Dr. David R. Franz, a biologist who formerly headed the Army defensive biological lab at Fort Detrick, Md., is a member of the board and said its decision to intervene, made in the fall, was quite reasonable. “My concern is that we don’t give amateurs — or terrorists — information that might let them do something that could really cause a lot of harm,” he said in an interview. “It’s a wake-up call,” Dr. Franz added. “We need to make sure that our best and most responsible scientists have the information they need to prepare us for whatever we might face.”
Dr. Amy P. Patterson, director of the office of biotechnology activities at the National Institutes of Health, in Bethesda, Md., which oversees the board, said the recommendations were a first. “The board in the past has reviewed manuscripts but never before concluded that communications should be restricted in any way,” she said. “These two bodies of work stress the importance of public health preparedness to monitor this virus. We need to enhance our preparedness.”

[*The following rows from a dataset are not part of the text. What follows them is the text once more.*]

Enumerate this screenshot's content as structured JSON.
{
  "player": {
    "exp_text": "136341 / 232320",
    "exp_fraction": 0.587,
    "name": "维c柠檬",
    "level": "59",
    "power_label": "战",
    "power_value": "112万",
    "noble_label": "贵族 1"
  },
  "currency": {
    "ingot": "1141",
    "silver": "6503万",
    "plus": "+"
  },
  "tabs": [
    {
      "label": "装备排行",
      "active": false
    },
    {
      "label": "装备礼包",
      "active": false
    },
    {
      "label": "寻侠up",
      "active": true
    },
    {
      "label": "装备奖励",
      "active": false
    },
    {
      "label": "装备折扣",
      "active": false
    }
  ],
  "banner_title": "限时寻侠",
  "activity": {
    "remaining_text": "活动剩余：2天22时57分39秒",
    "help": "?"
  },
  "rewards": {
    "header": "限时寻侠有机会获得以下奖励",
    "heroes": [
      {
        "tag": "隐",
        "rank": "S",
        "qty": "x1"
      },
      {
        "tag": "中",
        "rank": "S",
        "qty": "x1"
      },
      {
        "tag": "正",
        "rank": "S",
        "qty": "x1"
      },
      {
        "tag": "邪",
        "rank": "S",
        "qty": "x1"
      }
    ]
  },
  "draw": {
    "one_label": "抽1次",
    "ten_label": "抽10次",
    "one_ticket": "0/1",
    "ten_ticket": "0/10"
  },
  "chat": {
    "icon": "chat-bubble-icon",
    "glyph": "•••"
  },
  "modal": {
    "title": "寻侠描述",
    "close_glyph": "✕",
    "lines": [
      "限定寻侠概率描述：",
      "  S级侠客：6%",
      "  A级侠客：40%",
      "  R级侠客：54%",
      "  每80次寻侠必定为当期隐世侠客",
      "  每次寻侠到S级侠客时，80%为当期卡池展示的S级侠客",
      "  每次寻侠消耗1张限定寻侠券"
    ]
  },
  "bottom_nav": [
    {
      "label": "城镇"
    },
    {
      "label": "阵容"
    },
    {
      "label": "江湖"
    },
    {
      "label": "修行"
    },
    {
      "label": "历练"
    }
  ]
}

Ronald M. Atlas, a microbiologist at the University of Louisville in Kentucky and past president of the American Society for Microbiology, who has advised the federal government on issues of germ terrorism, said the hard part of the recommendations would be creating a way to move forward in the research with a restricted set of responsible scientists. “If you understand the mechanisms, you can build defenses,” he said of research on how deadly viruses can spread. “That’s why the research is done and why it’s critical for public health.” Until Tuesday, he added, the standard method of virus researchers was “to get that information out as soon as possible so the scientific community can build those defenses. Now, however, we’re afraid this has crossed the line to where it’s easy to use. There’s danger, and you don’t want it freely out there.”
NSABB chair Paul Keim, a microbial geneticist, told the AAAS Science Insider report last month that he had huge concerns about the potential havoc the man-made virus could unleash.
“I can't think of another pathogenic organism that is as scary as this one,” Keim was quoted as saying. “I don't think anthrax is scary at all compared to this.”
Given that some of the information has already been presented openly at scientific meetings, and that articles about it have been sent out to other researchers for review, experts acknowledged that it may not be possible to keep cover on the potentially dangerous details. “But I think there will be a culture of responsibility here,” said Dr. Anthony S. Fauci, head of the National Institute of Allergy and Infectious Diseases. “At least I hope there will.”